Talk 7, 4:00 pm, 24.27

Comparing motion and static feature selectivity between the macaque dorsal and ventral temporal visual cortical body patches

Rajani Raman1,2 (), Anna Bognár1,2, Ghazaleh Ghamkhari Nejad1,2, Nick Taubert3, Beatrice de Gelder4,5, Martin A Giese3, Rufin Vogels1,2; 1Department of Neuroscience, KU Leuven, Leuven, Belgium, 2Leuven Brain Institute, KU Leuven, Leuven, Belgium, 3HIH&CIN, Department of Cognitive Neurology, University Clinic Tübingen, Tübingen, Germany, 4Faculty of Psychology and Neuroscience, Maastricht University, Maastricht, Netherlands, 5Department of Computer Science, University College London, London, United Kingdom

Previous studies identified body patches in the macaque inferotemporal cortex that were activated more strongly by static images of bodies compared to faces and objects (Vogels, 2022). Recently we mapped 'dynamic body patches' using twenty 1 s videos of dynamic monkey bodies, 20 dynamic monkey faces, and 20 dynamic objects (Bognar et al., SfN 2022).
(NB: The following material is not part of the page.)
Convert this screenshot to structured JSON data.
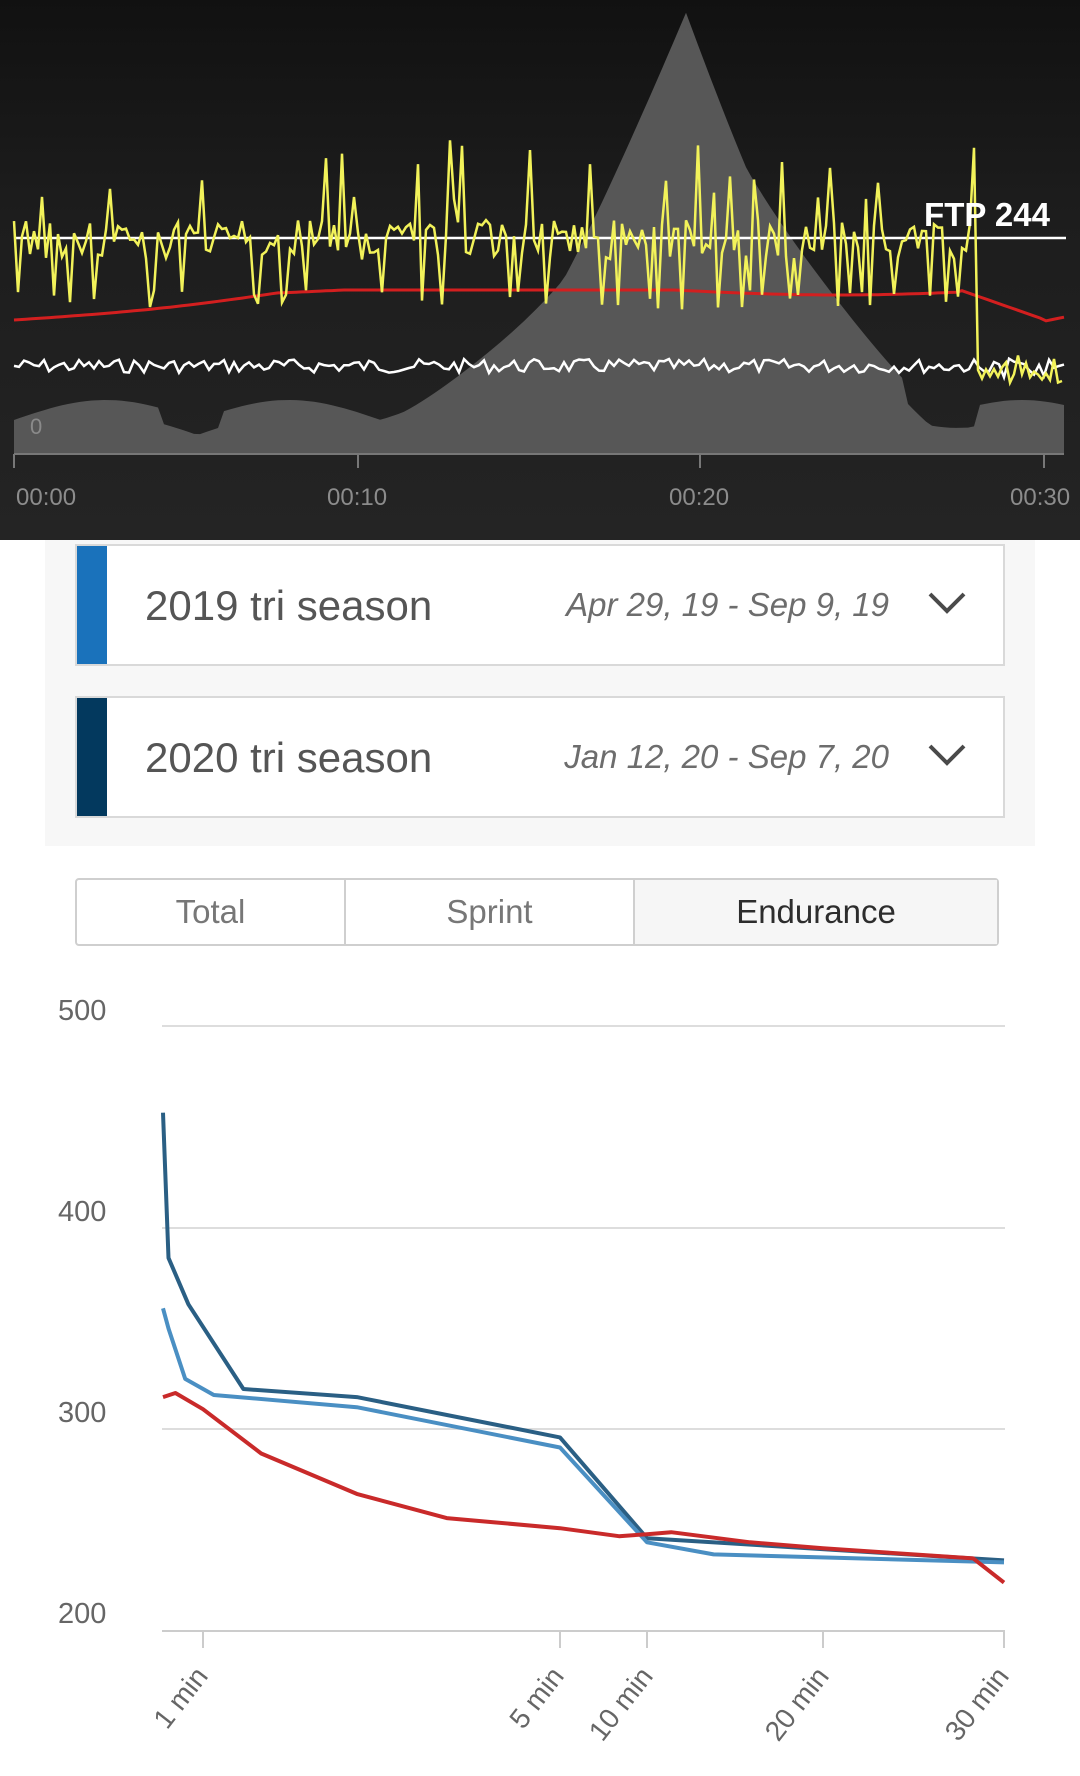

In this fMRI-guided single-unit study, we investigated the contribution of shape and motion to the neural representations underlying the visual processing of moving bodies. We recorded single neurons, using the same videos and monkey subjects as for the fMRI mapping, in the dorsal (upper bank/ fundus Superior Temporal Sulcus (STS)) and ventral (ventral bank/ ventral to STS) dynamic body patches in the anterior temporal visual cortex. Most neurons responded more to body videos in both ventral and dorsal patches. Many neurons responded equally well to static frames and the original videos, whereas others responded only to videos, requiring motion. Some cells were also selective for the frame order of a video (video reversal). Estimated optical flow and neural inter-video distances were highly correlated across body videos, indicating that neurons captured the dynamics of body movements. Dorsal patches captured more body motion than ventral patches (p < 0.05, bootstrapping). These regions also tended to respond to facial movements, but not to the movements of objects. Deeper layer (5-7) AlexNet feature and neural inter-video distances were correlated across body videos in the ventral patches, indicating selectivity for static features of bodies. Interestingly, no significant correlation was found in the dorsal patches. These findings suggest that both the dorsal and ventral body patches in the anterior temporal visual cortex are sensitive to body motion. Unlike ventral body patches, the selectivity of dorsal patches for moving bodies is not accounted for by Alexnet features.

Acknowledgements: This work was supported by ERC 2019-SyG-RELEVANCE-856495 and FWO-G0E0220N.